Fijians are Christians these days and they enjoy freedom of religion. In most villages the villagers share the same religion and in Viseisei they are all Methodists. Thus the village church is named after John Wesley, founder of the Methodist church.
The church is very simply fitted out and looks very much like a little Methodist Church would look anywhere else on the earth with one exception. Standing alone on a section of the floor which is elevated higher than the altar is a chair for, you guessed it, the Chief. I guess even God has to take a lower position when talking about the Chiefs of Fiji.
In Viseisei there are two monuments to the fallen in wars gone by. They each stand in very prominent positions in close proximity to the chief's house. The larger of the two features the three main weapons of war used by the fijians in early times. One was like a mallet used to hit the enemy over the head. the second was a "neckbreaker" which should be self explanatory and the thrd i s vaguels similar to a fork in as much that it has a handle and four prongs. Its purpose? - to gouge eyes out.
The "lali" is the message drum of Fiji which is used these days mainly to call the people to church.
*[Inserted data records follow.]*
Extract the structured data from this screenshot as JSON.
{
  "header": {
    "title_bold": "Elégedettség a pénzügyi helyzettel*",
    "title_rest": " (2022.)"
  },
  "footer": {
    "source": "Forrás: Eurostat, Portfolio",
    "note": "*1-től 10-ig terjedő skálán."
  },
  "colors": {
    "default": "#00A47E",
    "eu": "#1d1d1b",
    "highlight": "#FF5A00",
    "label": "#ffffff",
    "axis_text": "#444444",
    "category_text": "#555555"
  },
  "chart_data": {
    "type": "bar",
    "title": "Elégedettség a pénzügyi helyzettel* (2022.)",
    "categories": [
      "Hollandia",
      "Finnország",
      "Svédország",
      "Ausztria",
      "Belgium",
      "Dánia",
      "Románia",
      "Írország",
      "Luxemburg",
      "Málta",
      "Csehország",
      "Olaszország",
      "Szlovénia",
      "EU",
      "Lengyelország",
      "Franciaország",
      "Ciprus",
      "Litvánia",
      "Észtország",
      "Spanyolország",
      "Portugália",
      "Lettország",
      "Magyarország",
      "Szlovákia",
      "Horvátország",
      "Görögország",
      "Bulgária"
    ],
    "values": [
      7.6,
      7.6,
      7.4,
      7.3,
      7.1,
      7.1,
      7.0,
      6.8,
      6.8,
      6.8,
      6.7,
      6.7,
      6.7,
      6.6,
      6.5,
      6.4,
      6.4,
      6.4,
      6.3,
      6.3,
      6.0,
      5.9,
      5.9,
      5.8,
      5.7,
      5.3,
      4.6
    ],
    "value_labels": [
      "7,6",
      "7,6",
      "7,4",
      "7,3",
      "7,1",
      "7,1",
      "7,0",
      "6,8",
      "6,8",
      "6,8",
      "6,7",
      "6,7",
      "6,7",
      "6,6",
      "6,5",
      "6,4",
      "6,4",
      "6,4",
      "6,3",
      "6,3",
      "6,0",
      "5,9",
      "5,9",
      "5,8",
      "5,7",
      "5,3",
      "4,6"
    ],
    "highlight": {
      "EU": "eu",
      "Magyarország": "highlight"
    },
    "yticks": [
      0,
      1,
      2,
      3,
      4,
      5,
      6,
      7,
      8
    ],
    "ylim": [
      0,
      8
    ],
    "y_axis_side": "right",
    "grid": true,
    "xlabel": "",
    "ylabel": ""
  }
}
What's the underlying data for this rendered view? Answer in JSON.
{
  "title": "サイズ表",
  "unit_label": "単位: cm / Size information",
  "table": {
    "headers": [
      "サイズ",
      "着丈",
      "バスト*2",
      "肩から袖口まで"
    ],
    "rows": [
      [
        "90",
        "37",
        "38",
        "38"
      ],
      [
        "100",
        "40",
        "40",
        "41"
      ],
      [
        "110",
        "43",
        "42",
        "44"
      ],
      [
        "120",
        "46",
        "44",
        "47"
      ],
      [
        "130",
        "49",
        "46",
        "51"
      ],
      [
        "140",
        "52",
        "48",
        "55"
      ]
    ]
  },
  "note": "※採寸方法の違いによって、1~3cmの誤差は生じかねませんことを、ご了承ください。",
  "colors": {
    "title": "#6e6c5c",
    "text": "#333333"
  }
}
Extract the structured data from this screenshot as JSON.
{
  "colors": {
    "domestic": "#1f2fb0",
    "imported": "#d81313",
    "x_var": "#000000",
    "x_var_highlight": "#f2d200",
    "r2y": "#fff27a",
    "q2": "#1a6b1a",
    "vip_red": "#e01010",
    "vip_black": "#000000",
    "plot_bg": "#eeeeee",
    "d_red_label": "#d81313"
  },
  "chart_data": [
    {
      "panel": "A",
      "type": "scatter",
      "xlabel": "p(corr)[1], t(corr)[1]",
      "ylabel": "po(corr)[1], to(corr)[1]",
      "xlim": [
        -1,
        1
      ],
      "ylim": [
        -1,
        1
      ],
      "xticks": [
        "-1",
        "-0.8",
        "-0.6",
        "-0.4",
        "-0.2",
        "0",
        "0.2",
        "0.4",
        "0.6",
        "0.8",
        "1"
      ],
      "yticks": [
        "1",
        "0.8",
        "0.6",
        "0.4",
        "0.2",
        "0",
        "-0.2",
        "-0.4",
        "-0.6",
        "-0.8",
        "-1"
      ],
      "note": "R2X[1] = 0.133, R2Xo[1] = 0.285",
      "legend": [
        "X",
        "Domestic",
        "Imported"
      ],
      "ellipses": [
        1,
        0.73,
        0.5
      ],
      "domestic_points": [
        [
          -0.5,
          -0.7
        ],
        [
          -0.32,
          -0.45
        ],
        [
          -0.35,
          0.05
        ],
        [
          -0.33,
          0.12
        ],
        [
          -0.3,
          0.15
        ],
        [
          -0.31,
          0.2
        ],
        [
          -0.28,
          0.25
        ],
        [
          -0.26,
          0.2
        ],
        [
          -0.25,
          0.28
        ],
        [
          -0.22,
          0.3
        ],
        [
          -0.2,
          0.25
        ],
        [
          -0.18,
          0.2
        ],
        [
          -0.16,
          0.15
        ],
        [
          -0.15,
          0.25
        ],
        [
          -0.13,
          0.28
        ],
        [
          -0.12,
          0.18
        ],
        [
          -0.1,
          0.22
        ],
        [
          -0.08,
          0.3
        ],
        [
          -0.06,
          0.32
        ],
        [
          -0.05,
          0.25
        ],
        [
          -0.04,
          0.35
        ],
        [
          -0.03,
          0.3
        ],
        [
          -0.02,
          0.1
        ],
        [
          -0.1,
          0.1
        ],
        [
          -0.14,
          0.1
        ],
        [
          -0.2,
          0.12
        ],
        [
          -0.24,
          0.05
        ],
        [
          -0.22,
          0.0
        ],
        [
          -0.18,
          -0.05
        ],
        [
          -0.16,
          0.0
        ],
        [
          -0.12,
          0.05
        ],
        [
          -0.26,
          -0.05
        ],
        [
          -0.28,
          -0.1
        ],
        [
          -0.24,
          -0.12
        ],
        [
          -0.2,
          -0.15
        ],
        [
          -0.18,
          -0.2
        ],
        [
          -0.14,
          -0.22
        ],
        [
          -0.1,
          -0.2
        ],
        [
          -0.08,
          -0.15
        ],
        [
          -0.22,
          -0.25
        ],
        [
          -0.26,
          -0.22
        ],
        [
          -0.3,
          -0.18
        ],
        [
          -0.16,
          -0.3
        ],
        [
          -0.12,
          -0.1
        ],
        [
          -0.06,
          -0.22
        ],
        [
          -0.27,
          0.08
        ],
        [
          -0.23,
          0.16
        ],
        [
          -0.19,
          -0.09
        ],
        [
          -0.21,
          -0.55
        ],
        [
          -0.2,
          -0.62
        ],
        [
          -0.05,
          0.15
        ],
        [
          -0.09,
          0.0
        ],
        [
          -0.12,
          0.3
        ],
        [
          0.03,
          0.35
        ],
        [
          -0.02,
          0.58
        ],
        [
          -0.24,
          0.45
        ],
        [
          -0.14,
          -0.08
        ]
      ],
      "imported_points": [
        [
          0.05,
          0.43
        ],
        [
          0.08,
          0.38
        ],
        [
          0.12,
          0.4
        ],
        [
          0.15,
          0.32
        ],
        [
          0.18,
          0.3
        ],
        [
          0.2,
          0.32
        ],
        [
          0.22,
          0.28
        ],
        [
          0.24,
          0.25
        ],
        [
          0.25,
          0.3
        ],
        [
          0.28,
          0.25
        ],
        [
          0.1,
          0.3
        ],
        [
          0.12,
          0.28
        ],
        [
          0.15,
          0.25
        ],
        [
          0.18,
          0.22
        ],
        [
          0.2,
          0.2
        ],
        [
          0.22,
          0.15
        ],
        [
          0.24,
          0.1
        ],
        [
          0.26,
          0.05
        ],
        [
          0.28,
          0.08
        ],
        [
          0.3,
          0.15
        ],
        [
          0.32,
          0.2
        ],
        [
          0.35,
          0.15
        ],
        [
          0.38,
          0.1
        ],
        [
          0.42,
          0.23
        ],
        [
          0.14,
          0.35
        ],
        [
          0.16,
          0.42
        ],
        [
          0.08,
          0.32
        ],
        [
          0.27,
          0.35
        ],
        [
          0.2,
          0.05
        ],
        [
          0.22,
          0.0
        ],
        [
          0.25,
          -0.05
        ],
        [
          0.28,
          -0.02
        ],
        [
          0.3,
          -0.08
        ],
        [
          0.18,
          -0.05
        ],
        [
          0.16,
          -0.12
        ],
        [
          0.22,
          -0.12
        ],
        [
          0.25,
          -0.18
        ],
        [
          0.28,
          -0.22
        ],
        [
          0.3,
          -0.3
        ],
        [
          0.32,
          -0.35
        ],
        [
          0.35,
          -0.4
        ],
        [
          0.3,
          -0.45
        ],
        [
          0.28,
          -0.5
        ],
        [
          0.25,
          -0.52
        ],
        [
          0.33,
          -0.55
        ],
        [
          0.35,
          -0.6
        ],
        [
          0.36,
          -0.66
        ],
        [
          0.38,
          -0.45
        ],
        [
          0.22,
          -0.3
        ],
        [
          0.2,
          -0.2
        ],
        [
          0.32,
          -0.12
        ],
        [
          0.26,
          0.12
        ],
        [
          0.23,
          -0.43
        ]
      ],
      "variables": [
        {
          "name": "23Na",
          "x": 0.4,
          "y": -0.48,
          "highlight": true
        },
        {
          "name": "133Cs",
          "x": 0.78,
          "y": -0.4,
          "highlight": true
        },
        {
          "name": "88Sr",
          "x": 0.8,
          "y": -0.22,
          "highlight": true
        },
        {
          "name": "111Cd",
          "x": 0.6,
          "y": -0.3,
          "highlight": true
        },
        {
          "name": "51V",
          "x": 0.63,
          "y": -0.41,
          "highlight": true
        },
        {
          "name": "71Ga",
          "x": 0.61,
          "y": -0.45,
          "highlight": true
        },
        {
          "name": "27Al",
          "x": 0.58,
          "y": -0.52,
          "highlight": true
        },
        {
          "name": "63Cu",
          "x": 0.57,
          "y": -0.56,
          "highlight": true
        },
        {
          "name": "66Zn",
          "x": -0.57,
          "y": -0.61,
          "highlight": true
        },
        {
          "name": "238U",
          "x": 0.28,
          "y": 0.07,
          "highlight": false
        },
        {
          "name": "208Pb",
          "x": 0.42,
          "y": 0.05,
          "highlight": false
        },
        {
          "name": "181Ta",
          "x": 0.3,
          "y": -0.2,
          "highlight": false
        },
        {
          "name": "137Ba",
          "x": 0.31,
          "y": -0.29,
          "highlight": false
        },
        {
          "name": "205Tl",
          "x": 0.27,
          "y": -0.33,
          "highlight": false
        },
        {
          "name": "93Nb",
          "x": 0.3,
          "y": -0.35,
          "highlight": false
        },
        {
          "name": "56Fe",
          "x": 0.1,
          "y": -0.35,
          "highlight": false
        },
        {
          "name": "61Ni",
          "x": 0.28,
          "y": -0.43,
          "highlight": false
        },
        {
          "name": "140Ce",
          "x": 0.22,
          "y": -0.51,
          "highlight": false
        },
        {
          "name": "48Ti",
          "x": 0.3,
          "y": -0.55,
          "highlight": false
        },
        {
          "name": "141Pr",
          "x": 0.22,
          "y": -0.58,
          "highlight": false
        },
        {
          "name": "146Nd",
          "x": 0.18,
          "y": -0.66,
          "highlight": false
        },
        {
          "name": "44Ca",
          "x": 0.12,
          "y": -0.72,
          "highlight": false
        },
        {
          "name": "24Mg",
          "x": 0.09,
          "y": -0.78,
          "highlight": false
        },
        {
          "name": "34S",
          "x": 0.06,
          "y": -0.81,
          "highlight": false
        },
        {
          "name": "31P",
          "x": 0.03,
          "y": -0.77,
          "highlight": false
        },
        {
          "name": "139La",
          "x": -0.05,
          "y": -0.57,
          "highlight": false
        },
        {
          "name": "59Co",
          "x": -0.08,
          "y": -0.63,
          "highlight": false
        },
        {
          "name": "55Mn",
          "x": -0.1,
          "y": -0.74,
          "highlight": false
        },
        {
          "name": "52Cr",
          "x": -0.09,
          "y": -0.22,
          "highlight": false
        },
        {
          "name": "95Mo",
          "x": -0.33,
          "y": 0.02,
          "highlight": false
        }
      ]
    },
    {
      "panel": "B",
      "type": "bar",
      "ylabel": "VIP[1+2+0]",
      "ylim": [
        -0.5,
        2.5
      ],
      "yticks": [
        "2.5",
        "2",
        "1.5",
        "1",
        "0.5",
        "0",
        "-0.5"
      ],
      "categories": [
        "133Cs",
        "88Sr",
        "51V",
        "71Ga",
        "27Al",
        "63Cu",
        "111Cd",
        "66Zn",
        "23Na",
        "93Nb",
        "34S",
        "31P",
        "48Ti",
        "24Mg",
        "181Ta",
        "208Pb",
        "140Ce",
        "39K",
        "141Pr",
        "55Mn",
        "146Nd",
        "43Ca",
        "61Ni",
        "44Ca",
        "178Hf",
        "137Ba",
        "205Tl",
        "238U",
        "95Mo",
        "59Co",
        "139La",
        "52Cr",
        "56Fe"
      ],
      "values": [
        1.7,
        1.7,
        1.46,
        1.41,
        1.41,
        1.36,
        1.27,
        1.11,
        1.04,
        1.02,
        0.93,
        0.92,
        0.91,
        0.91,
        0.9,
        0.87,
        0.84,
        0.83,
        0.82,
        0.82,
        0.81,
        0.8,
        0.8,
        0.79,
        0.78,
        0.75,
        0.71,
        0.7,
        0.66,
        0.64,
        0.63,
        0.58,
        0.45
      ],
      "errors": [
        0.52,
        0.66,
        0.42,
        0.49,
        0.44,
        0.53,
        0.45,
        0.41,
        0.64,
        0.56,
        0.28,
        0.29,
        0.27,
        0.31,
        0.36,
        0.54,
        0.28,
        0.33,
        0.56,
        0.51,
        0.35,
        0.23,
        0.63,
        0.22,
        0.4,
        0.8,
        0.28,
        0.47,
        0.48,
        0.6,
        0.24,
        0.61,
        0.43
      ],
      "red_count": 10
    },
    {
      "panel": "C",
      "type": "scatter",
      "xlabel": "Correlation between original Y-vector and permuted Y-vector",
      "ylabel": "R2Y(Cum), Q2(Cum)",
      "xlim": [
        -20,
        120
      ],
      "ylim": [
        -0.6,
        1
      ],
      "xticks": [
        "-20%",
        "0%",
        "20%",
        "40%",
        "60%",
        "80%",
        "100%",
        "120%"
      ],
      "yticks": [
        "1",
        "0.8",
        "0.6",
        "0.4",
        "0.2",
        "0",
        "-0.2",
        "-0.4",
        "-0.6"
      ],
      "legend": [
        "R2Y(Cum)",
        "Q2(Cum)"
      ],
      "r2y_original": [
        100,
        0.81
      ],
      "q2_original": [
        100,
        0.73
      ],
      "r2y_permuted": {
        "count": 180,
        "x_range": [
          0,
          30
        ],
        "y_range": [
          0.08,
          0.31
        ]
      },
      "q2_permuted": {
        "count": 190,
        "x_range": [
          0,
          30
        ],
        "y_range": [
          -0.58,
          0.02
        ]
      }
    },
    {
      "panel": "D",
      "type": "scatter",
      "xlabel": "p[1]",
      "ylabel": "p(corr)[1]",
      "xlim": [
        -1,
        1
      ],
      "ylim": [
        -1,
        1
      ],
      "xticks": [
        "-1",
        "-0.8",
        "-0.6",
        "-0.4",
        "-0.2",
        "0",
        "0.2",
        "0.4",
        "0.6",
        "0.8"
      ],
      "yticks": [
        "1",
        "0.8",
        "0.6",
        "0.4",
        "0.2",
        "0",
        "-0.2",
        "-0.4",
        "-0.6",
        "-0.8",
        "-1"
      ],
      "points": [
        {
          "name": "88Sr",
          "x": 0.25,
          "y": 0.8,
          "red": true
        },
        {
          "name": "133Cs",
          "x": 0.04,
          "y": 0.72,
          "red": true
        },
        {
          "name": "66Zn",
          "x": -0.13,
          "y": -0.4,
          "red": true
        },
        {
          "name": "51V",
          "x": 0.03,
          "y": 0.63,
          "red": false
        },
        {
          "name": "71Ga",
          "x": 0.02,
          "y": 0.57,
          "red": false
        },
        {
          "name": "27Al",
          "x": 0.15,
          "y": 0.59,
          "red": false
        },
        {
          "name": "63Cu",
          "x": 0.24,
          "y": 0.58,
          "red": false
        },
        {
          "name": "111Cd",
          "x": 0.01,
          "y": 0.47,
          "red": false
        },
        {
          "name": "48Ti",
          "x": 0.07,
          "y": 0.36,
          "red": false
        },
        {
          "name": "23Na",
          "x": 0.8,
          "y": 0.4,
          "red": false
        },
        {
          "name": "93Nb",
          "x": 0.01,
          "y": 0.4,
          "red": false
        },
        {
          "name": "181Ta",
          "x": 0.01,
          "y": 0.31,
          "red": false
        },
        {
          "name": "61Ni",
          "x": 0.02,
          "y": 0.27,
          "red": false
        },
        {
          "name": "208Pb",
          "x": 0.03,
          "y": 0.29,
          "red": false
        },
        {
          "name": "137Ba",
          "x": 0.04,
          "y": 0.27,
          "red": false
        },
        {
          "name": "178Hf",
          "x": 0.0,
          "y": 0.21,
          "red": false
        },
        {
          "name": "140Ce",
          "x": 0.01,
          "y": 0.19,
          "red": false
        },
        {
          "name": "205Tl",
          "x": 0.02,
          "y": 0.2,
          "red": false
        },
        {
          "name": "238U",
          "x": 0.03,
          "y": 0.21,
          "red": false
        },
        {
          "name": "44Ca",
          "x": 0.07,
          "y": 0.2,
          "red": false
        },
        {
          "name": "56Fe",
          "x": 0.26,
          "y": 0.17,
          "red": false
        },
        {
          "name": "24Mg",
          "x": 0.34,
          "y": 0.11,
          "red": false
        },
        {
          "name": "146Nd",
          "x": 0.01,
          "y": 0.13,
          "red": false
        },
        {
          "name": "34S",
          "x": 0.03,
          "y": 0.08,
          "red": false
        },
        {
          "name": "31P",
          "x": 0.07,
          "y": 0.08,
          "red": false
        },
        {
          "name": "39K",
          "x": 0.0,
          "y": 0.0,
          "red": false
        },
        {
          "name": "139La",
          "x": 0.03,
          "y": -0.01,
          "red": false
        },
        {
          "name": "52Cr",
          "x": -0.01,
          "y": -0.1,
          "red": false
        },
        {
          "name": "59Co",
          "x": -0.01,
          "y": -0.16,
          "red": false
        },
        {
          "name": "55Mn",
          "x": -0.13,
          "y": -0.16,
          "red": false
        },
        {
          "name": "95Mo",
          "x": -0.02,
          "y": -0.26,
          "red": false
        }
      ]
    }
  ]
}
In Viseisei, the lali is housed in a little grass hut in the village square.
In days gone by this was the only way of sending messages which could be heard for miles around, right to other villages. Today you can still see and hear the lali in operation in the villages and at weddings etc.
Traditionally, the lali is mounted on a base made from coconut palms but in Viseisei they are very modern and have their lali mounted on an old tractor tyre.
The chief's house stands in pride of place in the middle of the village. It is usually marked with a circle of stones around it. The house is always elevated in keeping with the tradition that the chief is higher than anyone else. All the villager's houses are low to the ground. When the chief dies, his brother (if he has one) becomes the chief. The next generation become chief only when all of the older generation of sibling males is exhausted.
Every one in the village is related to everyone else.
Before you enter any Fijian village and Viseisei is no exception, you will be asked to remove your hat. The Chief of the village is the only one permitted to wear a hat.
You will also notice that in any part of the village that is in plain view of the Chief's house, furniture etc. must be lower than to the ground than that owned or used by the Chief. Thus in Viseisei for example, the ladies selling their wares as you enter the village have normal height tables to display their goods. As you leave the village however, there are more ladies selling their handicrafts and their display tables are quite low to the ground as they are in view of the Chief's house.
Visitors, who are regarded as honoured guests, are often welcomed to take part in these solemn occasions.
In March 2007, I stayed in the Fijian village of Viseisei with a lovely family; Lusi and Momo were my hosts. They have 4 sons and a daughter and Lusi minds their 2 year old grandson, Api.
Lusi was absolutely charming. She took me around the village, showed me where the chief lives (the village chief, by the way, is the President of Fiji). Best of all, she took me across the road to visit the Vuda District School, where I spoke to the Grade 2 and Grade 7 children. It was a wonderful experience; one I would never have had staying at a hotel.
One of Lusi's sons operates the village bakery, in the back of the house. He provides bread, not only for the village, but for a tourist resort on one of the islands.
I was treated just like a member of the family; ate my meals with them, and sat with them watching TV in the evening. Don't expect luxury in Viseisei. But do expect to be welcomed with a warmth that you cannot find in a hotel.